In view of the foregoing, We hold that the Regional Trial Court has jurisdiction to entertain Civil Case No. 86-37950 and
enjoin the respondent PRC from enforcing its resolution.

2. No. Of course, We realize that the questioned resolution was adopted for a commendable purpose which is "to
preserve the integrity and purity of the licensure examinations." However, its good aim cannot be a cloak to
conceal its constitutional infirmities. On its face, it can be readily seen that it is unreasonable in that an
examinee cannot even attend any review class, briefing, conference or the like, or receive any hand-out, review
material, or any tip from any school, collge or university, or any review center or the like or any reviewer,
lecturer, instructor, official or employee of any of the aforementioned or similar institutions . ... 21

It is an axiom in administrative law that administrative authorities should not act arbitrarily and capriciously in
the issuance of rules and regulations. To be valid, such rules and regulations must be reasonable and fairly
adapted to the end in view. If shown to bear no reasonable relation to the purposes for which they are
authorized to be issued, then they must be held to be invalid.

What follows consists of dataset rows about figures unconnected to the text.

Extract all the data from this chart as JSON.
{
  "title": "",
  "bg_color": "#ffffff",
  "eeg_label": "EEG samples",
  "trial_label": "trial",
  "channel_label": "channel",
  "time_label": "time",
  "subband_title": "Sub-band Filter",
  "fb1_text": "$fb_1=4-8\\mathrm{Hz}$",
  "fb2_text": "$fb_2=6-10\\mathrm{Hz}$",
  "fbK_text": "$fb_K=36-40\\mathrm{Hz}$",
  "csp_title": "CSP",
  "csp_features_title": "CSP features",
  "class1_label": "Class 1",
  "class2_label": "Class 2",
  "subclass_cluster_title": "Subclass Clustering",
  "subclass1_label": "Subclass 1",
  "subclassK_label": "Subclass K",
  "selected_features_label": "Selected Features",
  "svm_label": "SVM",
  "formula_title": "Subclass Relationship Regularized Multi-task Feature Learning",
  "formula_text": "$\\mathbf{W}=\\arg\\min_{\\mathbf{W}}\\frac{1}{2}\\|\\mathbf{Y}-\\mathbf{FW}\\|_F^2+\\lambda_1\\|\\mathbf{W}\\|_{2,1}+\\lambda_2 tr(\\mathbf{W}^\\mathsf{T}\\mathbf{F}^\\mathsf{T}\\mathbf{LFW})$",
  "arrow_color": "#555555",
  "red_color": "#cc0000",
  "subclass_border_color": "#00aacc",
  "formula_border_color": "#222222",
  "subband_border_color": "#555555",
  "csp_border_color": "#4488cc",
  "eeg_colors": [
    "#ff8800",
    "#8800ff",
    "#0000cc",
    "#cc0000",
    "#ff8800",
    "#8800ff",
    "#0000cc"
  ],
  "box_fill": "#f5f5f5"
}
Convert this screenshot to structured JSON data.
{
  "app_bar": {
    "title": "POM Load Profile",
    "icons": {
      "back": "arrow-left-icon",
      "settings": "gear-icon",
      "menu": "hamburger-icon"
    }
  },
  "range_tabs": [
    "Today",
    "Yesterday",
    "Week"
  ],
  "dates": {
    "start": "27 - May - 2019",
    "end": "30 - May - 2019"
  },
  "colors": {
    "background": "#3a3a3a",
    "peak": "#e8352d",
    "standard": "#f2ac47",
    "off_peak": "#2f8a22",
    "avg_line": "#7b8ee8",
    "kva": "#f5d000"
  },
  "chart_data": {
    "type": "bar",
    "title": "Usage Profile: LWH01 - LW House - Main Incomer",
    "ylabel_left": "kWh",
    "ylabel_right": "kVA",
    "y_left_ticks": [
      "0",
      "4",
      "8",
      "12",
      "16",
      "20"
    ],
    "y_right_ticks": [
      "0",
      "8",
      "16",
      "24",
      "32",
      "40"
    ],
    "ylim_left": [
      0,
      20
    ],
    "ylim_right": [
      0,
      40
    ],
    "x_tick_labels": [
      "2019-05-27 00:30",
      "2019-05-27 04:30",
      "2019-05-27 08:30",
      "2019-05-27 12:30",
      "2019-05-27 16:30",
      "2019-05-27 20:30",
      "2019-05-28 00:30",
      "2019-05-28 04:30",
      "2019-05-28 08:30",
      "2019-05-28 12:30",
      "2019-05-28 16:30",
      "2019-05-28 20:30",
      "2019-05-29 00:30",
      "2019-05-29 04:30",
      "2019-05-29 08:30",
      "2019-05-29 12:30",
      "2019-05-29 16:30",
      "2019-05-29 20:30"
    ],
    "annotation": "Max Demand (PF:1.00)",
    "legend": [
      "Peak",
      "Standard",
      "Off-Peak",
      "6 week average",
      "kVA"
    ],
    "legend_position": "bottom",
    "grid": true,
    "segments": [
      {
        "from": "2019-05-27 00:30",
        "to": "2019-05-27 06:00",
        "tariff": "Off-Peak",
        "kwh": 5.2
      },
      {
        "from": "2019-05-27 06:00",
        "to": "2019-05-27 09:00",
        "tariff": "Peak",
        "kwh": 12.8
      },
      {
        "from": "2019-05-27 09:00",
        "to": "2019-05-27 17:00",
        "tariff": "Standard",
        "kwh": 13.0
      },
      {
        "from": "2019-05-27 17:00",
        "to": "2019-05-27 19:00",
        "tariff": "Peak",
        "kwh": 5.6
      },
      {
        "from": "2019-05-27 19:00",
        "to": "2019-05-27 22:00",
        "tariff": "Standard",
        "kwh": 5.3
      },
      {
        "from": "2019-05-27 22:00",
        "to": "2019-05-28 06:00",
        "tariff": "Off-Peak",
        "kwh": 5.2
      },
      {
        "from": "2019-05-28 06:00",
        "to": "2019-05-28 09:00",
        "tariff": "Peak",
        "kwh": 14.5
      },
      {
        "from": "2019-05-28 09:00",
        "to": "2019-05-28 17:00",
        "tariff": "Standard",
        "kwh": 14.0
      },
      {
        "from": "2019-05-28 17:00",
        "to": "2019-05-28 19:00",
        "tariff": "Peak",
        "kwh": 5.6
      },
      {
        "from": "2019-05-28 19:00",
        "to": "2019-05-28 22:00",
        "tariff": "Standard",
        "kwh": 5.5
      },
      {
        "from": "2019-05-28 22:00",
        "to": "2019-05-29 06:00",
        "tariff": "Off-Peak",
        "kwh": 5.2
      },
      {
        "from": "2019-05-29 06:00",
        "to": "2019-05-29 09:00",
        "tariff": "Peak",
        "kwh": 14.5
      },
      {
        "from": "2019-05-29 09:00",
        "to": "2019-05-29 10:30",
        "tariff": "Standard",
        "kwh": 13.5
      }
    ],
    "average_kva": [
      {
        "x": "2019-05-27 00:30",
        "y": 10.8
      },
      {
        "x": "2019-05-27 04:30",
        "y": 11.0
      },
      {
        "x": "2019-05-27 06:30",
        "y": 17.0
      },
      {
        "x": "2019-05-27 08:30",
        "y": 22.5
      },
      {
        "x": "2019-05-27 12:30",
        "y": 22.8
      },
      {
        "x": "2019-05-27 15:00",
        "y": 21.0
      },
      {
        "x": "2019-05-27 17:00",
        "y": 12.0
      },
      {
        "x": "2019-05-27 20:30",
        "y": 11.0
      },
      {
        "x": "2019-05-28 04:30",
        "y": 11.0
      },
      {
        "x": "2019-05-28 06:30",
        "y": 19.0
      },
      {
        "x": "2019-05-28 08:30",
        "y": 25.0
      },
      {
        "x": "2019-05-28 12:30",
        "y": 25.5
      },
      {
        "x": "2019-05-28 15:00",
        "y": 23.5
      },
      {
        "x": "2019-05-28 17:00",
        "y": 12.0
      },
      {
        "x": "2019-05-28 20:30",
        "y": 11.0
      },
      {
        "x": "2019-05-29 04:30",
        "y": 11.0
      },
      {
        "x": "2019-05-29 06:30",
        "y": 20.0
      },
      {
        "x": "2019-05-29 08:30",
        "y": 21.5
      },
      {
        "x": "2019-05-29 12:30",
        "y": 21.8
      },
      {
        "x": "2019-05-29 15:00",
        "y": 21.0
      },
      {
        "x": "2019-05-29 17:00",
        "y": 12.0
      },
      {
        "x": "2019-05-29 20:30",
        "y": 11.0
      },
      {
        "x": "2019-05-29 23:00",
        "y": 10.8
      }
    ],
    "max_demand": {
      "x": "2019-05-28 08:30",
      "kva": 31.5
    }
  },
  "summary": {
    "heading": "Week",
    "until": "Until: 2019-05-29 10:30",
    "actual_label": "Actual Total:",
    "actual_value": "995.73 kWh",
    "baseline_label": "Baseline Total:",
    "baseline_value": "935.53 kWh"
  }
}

Resolution No. 105 is not only unreasonable and arbitrary, it also infringes on the examinees' right to liberty guaranteed
by the Constitution. Respondent PRC has no authority to dictate on the reviewees as to how they should prepare
themselves for the licensure examinations.

Another evident objection to Resolution No. 105 is that it violates the academic freedom of the schools concerned.
Respondent PRC cannot interfere with the conduct of review that review schools and centers believe would best enable
their enrollees to meet the standards required before becoming a full fledged public accountant. Unless the means or
methods of instruction are clearly found to be inefficient, impractical, or riddled with corruption, review schools and
centers may not be stopped from helping out their students.